On January 10, 2017 our Community Programs Manager, Leila Sarangi submitted to the City of Toronto Budget Committee the following statement addressing our concerns with the 2017 budget plan and our urgent recommendations to ensure equity and prosperity for all.
For more information on how this budget will affect you and how you can share your concerns with your City Councillor go to www.togethertoronto.ca/budget2017.
Statistics show that one in four Torontonians are poor and to a great extent, when we talk about poverty in Toronto, we are talking about women’s poverty. There is a persistent wage and income gap between women and men, with women in Toronto earning, on average, .68 cents to the male dollar. This gap widens if she is Indigenous or Racialized.
Women are generally the poorest members of households, the poorest people in a neighborhood, and the poorest citizens of a city. The recent confirmation that Toronto has the highest child poverty rate in Canada is really an indicator of our city’s rate of poverty among mothers.
Women across the city have told us clearly that the issues that need to be resolved to alleviate poverty are housing, jobs and childcare, in addition to other services including transit and recreation.
We heard the City promise to implement the recommendations in these areas of their poverty reduction strategy when they unanimously adopted it in November 2015.
So we were shocked and concerned when the City put forward a 2017 budget plan that considers a 2.6% cut across all divisions, with no new investments in poverty reduction initiatives and that pushes the implementation of a suite of vetted progressive revenue tools further down the road.
This budget plan will not be putting women or Torontonians on the path to prosperity.

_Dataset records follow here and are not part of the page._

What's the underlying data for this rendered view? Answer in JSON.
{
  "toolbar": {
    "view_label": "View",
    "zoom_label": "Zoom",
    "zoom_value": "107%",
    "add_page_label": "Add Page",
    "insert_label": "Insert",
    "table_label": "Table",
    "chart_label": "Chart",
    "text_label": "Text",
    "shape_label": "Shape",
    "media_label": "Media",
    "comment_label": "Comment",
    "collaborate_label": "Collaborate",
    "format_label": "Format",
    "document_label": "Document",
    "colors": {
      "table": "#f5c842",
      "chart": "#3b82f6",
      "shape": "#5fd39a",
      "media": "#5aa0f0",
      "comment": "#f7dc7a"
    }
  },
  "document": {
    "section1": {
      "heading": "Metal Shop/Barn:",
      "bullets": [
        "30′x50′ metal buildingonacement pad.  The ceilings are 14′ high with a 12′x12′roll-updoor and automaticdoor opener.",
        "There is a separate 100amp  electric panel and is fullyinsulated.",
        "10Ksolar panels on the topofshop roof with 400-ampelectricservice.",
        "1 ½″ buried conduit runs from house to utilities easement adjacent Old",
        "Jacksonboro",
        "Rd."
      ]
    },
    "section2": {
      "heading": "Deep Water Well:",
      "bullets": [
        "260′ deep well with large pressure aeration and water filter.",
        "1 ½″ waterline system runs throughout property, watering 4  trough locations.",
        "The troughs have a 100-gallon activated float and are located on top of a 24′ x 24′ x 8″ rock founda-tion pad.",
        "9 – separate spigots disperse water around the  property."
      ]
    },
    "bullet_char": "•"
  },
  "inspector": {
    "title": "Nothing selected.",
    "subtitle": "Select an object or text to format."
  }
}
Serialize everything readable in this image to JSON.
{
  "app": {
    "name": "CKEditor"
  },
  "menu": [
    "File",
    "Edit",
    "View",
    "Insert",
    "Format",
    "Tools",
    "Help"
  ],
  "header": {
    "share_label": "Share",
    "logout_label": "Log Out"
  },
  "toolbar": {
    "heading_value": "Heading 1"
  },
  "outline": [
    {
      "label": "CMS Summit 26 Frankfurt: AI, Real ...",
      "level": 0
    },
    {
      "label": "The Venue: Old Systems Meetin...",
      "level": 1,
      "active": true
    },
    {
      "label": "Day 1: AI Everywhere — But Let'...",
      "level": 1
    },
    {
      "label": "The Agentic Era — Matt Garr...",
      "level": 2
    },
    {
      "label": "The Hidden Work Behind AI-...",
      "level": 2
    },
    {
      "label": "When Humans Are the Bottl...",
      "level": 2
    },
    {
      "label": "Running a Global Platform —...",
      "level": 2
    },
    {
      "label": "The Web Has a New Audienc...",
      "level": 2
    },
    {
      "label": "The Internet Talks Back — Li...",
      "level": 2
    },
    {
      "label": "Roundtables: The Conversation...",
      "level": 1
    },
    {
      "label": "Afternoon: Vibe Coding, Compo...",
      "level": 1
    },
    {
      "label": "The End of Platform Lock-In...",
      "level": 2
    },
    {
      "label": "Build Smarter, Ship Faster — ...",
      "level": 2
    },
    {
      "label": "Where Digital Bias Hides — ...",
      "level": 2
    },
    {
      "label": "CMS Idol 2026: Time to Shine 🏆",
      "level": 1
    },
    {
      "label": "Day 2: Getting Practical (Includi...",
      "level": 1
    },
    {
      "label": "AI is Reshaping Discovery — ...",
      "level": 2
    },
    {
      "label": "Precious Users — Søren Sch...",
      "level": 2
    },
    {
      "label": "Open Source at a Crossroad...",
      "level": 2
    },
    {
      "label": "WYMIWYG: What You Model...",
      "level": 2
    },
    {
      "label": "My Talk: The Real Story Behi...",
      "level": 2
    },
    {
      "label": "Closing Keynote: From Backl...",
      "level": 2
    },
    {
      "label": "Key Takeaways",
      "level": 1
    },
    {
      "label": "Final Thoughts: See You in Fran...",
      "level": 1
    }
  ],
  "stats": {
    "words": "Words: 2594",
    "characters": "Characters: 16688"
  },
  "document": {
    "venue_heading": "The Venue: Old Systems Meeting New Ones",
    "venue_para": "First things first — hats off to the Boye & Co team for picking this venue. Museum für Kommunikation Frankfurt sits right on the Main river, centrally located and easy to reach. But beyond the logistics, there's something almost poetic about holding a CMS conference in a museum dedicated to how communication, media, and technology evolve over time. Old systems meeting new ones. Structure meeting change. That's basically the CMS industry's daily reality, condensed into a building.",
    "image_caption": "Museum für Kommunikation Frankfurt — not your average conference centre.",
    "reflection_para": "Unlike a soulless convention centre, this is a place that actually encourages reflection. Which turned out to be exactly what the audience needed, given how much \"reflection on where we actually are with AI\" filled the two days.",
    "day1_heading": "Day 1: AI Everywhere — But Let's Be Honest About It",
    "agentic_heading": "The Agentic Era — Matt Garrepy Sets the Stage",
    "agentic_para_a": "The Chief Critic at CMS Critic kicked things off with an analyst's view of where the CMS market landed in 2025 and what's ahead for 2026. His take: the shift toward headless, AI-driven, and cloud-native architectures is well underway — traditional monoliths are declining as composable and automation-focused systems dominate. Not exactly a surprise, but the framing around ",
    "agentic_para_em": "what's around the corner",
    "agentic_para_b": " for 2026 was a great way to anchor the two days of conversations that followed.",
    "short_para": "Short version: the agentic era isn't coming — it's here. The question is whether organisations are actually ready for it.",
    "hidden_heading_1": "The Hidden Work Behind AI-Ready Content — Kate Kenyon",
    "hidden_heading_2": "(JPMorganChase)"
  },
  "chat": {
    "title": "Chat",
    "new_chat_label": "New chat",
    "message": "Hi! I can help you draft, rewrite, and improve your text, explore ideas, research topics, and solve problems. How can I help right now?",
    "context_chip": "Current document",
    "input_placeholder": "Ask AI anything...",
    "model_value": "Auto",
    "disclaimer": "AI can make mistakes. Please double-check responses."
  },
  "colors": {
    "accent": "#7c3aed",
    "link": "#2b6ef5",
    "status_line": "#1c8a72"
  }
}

Housing is a critical issue that we deal with on a daily basis. The lack of affordable and safe housing is the number one reason why women cannot leave abusive relationships, it is why there are 175,000 people on the social housing waitlist, it is why our shelter system is backlogged. Without new investments, people will continue to struggle with precarious housing, homelessness, hunger. And this backlog will mean our women’s shelter will continue to turn away 650 women and their children each year who are in need of emergency shelter.
People living on low-incomes will continue to struggle with rising transit fares, women will struggle with long wait times that make it difficult to drop children off to childcare and get to work on time and we have seen women lose jobs because of this. Other women will still be unable go to work because they’re stuck on long waitlists for affordable, local childcare, their fees are rising, and because flexible childcare for those working outside of the traditional 9-5 hours just doesn’t exist.
We can look to examples outside of Toronto where investments into childcare directly led to broad economic returns in Quebec where their provincial strategy helped women get back to work, and have resulted in nearly equal workforce participation in Sweden’s proportional system.
Toronto’s 2017 budget plan will not make this kind of difference. Instead, it will put low-income women and Torontonians further behind. Higher user fees and service cuts means the poorest in our communities will pay more and access less, we still won’t be addressing the City’s revenue problem, and the fairness gap between those who can afford to live in this city and those who face barriers to prosperity will continue to widen and polarize.
The Budget Committee does have an opportunity to address these disparities – in July, City Council agreed that the 2017 budget decisions should be made through a Gender Equity Lens.
Gender equity acknowledges and analyses the underlying root causes of disparities that different groups of women face based on their social, cultural and economic identities and seeks to redress these through allocation of public resources. This is particularly important now, as inequality and segregation between individuals and neighbourhoods are increasing in our city.
In practice, a gender equity lens does the following:
- It recognizes that revenues and expenditures of City budgets (and by extension, the services and infrastructure they allow) affect women in particular ways, which are compounded when gender intersects with other identities that can include, Aboriginal status, race, culture, creed, language, citizenship, amount and source of income, dis/ability, sexual identity and age, as well as geographic location in the City;
- Seeks to redress and remedy these disparities through fair taxation and allocations of public resources;
- Makes a strong commitment to collecting and publishing gender-disaggregated data, relies on this data to inform policy and budgetary decisions, and further, works in partnership with diverse women to understand impacts of these decisions in their lives.
Women’s Habitat strongly recommends the following:
- That a Gender Equity Lens be embedded in both the 2017 budget as well as into the Long-Term Financial Direction of the City, since the goal of achieving equity and a truly prosperous city for all is an ongoing process that cannot be resolved in one budget;
- That new investments be made into affordable and social housing and that our sister shelters operate at the same capacity as their men’s shelter counterparts, that is at the recommended 90%, not the 99% forecasted in this budget that will have detrimental impacts on homeless women;
- That the City fund their 5 year plan to create 2000 new childcare spaces starting with this 2017 budget and that it is imperative that new subsidized spaces are attached to them; and
- Fully fund all areas of the outstanding 2016 Poverty Reduction Action Items as well as all 2017 Poverty Reduction Action Items according to the work plan adopted by Council.
Women’s Habitat looks forward to continually working with the City to achieve our mutual goals of equity and prosperity for all.